The highlight of March was our sponsorship of an opera - Donizetti's Elixir of Love, performed by Swansea City Opera, at Consett's Empire Theatre. This was not just an opportunity to enjoy fine music, but a chance to bring some of our authors together. We were delighted to welcome seven of our authors, plus several other supporters, to the opera and reception, and most were able to stay overnight and come over to the office the next morning to discuss the future of the series. We all benefit from such occasions. The photo here is of myself at the reception with soprano Lara Martins, who played Adina (or Angharad as they called her in this Welsh staging).
Here is a photo of the gathering outside our office on the Friday morning. In case any of you are wondering who they are, here are the names, left to right: Jackie Depelle, Frances Hounsell, Peter Hounsell, Chris Makepeace, Kay Parrott, Hilary Makepeace, Elizabeth Melrose, Mary Spence, Heike Hamilton (hidden), Alan Godfrey, Suzanne Doherty (hidden), Barrie Trinder, Pamela Taylor, Brian Garvan. The two staff members are a shy lot, as you can see; Donna and Liz didn't even get into camera range.

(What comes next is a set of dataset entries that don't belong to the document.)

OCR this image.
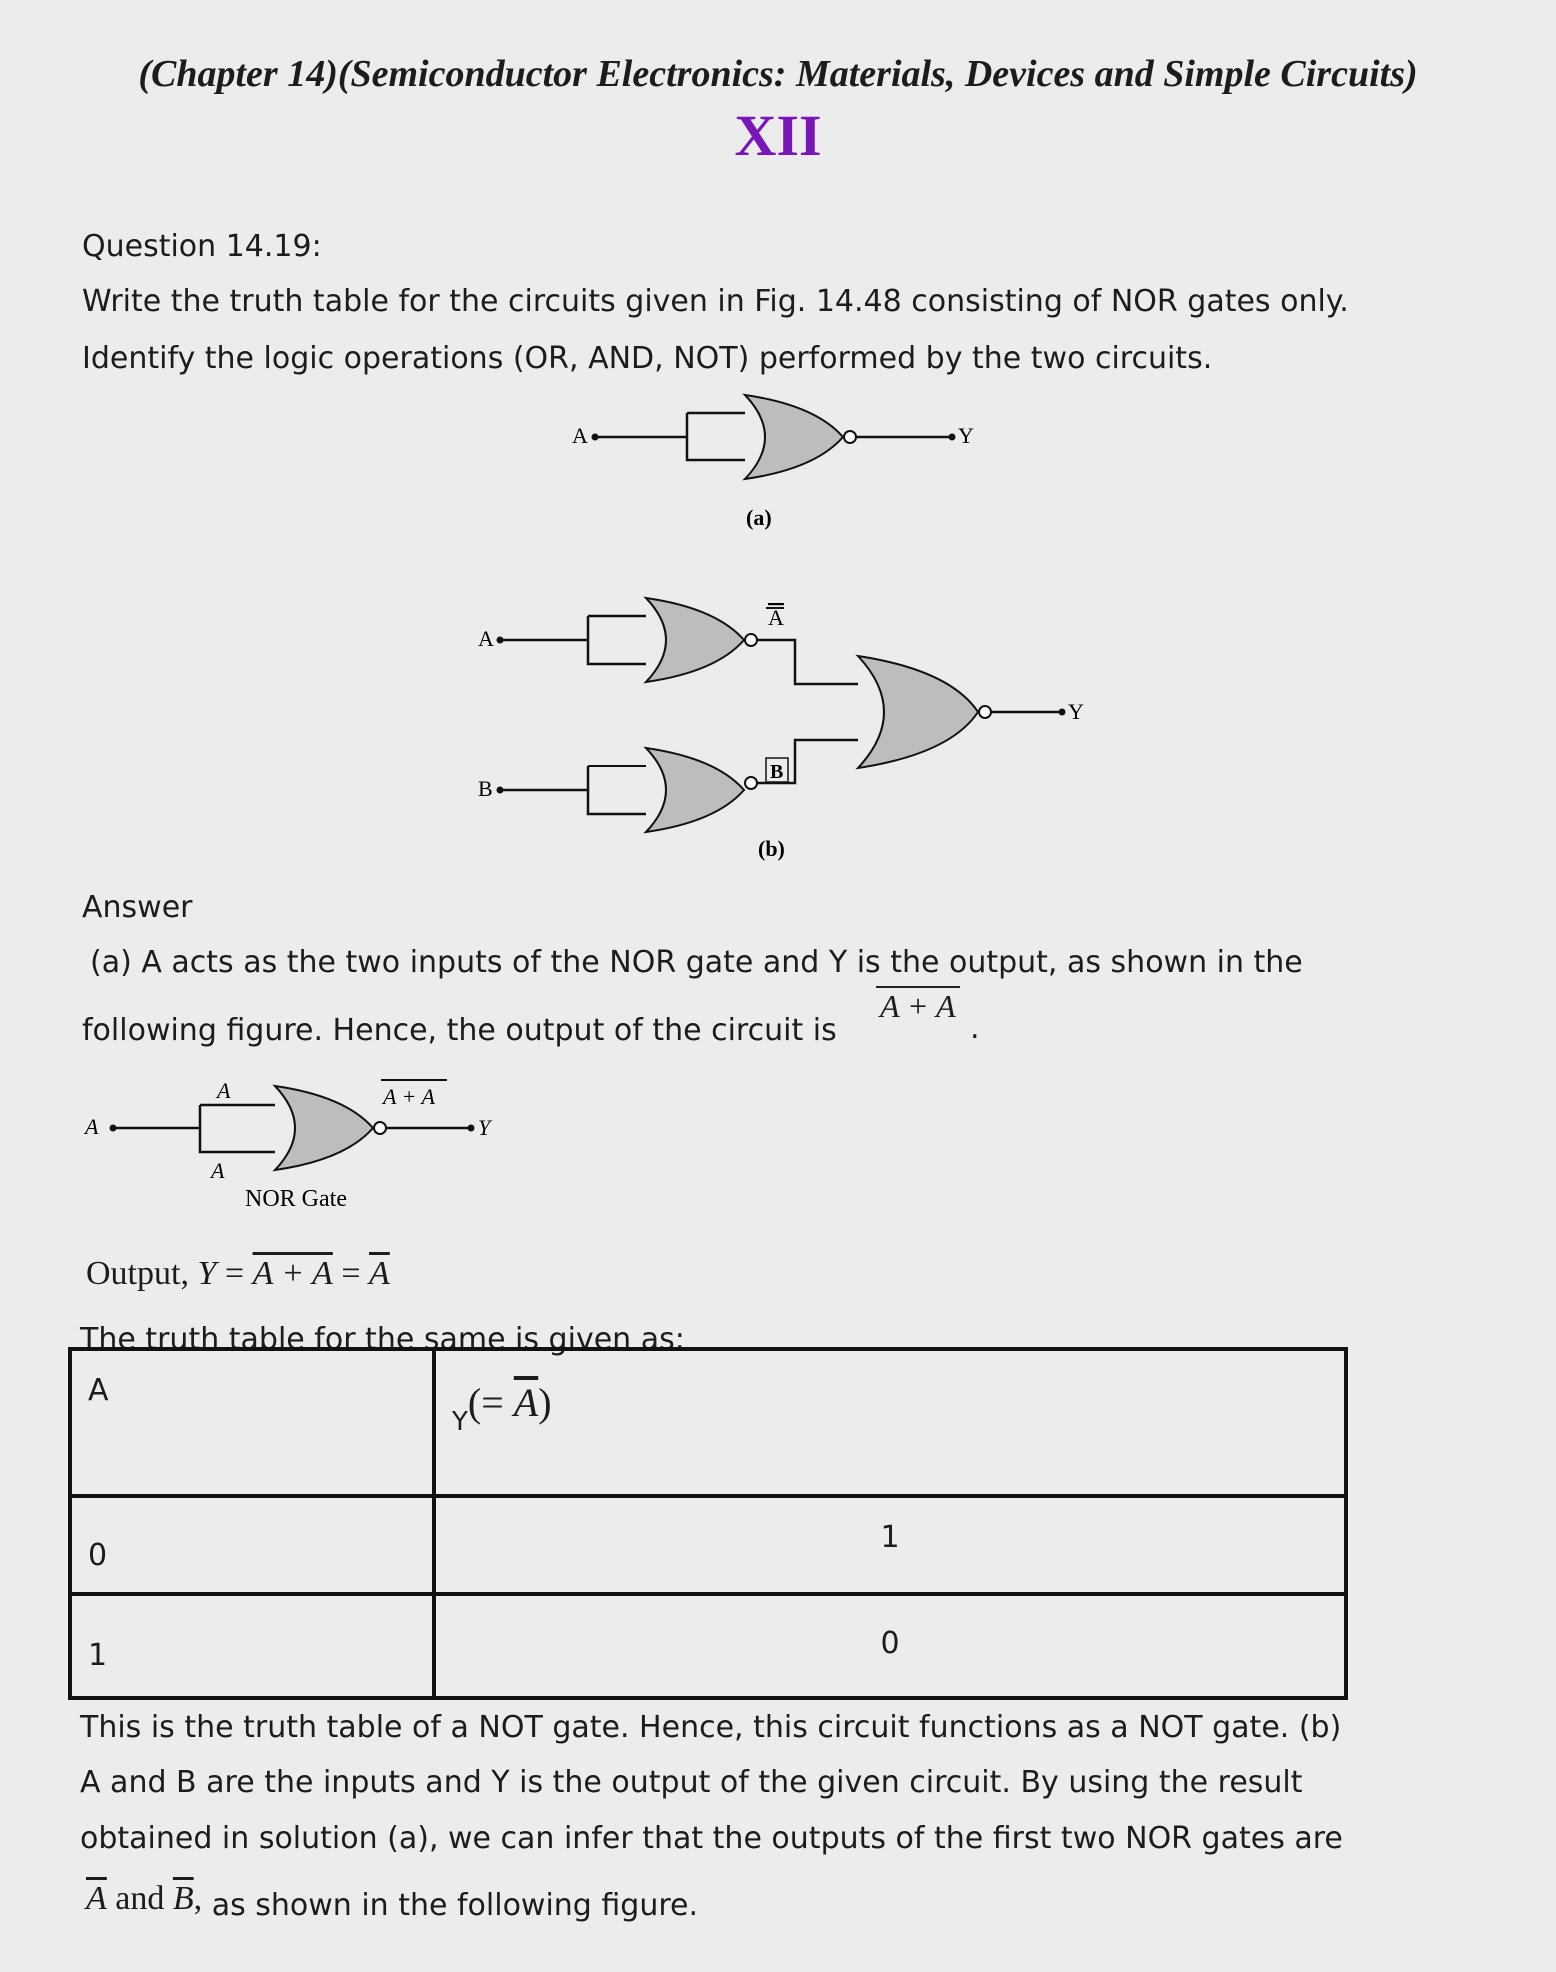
(Chapter 14)(Semiconductor Electronics: Materials, Devices and Simple Circuits)
XII
Question 14.19:
Write the truth table for the circuits given in Fig. 14.48 consisting of NOR gates only.
Identify the logic operations (OR, AND, NOT) performed by the two circuits.
A	Y
(a)
A
A
B
B
Y
(b)
Answer
(a) A acts as the two inputs of the NOR gate and Y is the output, as shown in the
following figure. Hence, the output of the circuit is
A + A
.
A
A
A
Y
A + A
NOR Gate
Output, $Y = A + A = \overline{A}$
The truth table for the same is given as:
A	$Y(= \overline{A})$

0	1

1	0
This is the truth table of a NOT gate. Hence, this circuit functions as a NOT gate. (b)
A and B are the inputs and Y is the output of the given circuit. By using the result
obtained in solution (a), we can infer that the outputs of the first two NOR gates are
$\overline{A}$ and $\overline{B}$, as shown in the following figure.
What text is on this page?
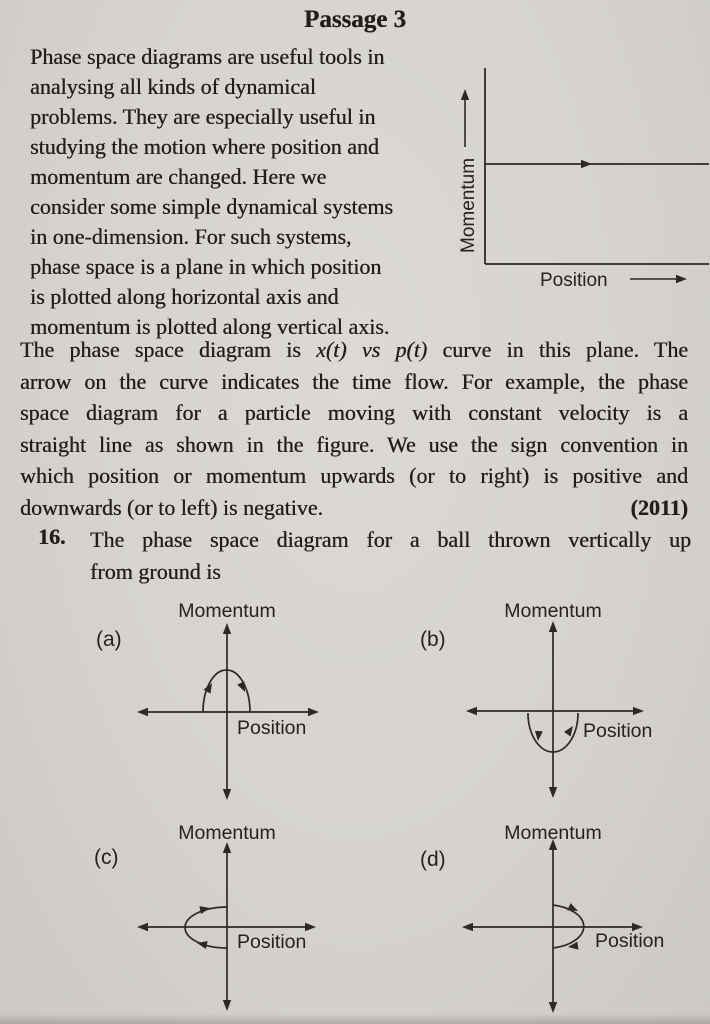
Passage 3
Phase space diagrams are useful tools in
analysing all kinds of dynamical
problems. They are especially useful in
studying the motion where position and
momentum are changed. Here we
consider some simple dynamical systems
in one-dimension. For such systems,
phase space is a plane in which position
is plotted along horizontal axis and
momentum is plotted along vertical axis.
Momentum
Position
The phase space diagram is x(t) vs p(t) curve in this plane. The
arrow on the curve indicates the time flow. For example, the phase
space diagram for a particle moving with constant velocity is a
straight line as shown in the figure. We use the sign convention in
which position or momentum upwards (or to right) is positive and
downwards (or to left) is negative.	(2011)
16. The phase space diagram for a ball thrown vertically up
from ground is
(a)	(b)
(c)	(d)
Momentum
Position
Momentum
Position
Momentum
Position
Momentum
Position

I myself have just spent a good chunk of the Easter bank holiday hunched over my laptop writing the notes for a new Inch to the Mile map, sheet 43, Grosmont & the North York Moors. There is no need to spend too much sympathy for me as I was able to spend last Tuesday walking in Rosedale, then exploring Lastingham and Grosmont, as part of the research for the map. Field trips such as this are the best bit of my job, and it made a nice change from the previous week, when I had been exploring the streets (and canal bank) west of Wigan! The Grosmont map should be out in late April or early May and bring us nearer to complete coverage for northern England in the Inch to the mile series. We do hope to complete coverage north of the Thames by the autumn - there are only six maps to go - and of the rest of England by the end of 2010.
On a sadder note, we recently heard of the death, in February, of one of our authors, Alan A Jackson. Not only did he contribute around 16 essays for our maps, mostly of outer London or Surrey, but he was the first to suggest we should advance into the 1930s; it is a great shame that he was not able to contribute more for the maps of that era. Railway historians in particular will know Alan for his superb books on the railways of the South East, including London's Railway Termini, London's Local Railways (of immense usefulness to me), London's Metroland and others. I have recently been using articles he wrote 50 years ago, 'North West from Ealing', in the Railway Magazine of 1959. But his knowledge and interest were not confined to railways and his books are true social histories; his volume Semi Detached London is a classic portrayal of suburban development. He was a major historian, and we are privileged to have been able to count him among our authors.